Robin Thicke has finally broken his silence on the lawsuit he lost back in March over the issue of his Pharrell Williams-assisted hit "Blurred Lines" in a new interview with the New York Times. The lawsuit alleged that "Blurred Lines" illegally lifted the groove from Marvin Gaye's "Got to Give it Up" and resulted in a court-mandated payout of $7.4 million to the family of the late singer. 
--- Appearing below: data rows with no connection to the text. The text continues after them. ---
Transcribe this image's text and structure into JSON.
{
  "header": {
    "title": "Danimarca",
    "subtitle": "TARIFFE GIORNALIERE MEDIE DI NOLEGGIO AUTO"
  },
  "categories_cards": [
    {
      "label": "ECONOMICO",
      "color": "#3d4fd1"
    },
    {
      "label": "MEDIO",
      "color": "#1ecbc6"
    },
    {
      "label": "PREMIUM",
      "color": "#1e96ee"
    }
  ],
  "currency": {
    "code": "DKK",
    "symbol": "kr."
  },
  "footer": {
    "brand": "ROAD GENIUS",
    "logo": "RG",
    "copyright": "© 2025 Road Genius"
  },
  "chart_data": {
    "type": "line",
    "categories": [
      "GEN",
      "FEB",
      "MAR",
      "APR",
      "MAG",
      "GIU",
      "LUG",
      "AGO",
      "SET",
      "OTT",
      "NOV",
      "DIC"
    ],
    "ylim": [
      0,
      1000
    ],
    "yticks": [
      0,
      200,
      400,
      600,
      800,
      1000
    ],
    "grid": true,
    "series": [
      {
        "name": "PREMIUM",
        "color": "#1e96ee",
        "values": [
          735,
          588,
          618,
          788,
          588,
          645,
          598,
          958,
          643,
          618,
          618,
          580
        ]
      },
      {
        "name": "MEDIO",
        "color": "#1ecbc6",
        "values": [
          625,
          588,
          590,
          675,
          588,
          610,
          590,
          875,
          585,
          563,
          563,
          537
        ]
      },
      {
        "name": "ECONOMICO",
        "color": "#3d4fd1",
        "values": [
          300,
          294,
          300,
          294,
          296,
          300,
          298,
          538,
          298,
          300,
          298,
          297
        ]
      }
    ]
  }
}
According to Thicke, the decision came as a surprise and he explained his motivation to appeal on those terms. "Obviously, that’s why we’re appealing," he told the Times. "It comes right down to knowing the difference between being inspired and stealing. Why would I want to, or have to, steal from anybody to make my music? Inspiration can be subliminal...I know the difference between inspiration and theft. I’m constantly inspired, but I would never steal. And neither would Pharrell." During the interview Thicke also admitted that he was too caught up in his personal life—namely, his very public and unashamed campaign to get his ex-wife Paula Patton back—to give the trial the attention it deserved. "I didn’t give my all to the trial," he said. "It simply wasn’t as important to me as what was going on in my personal life. I was lost at the time. I had lost my way."

"What I thought was romantic was just embarrassing," he said of his public performances pleading for Patton's forgiveness. "So I shut everything down. I took some time off to be with my son and to be with my family and close friends. And the more time I took off, the more everything became clear."

Meanwhile, Thicke is currently prepping an album tentatively titled Morning Sun for release later this year.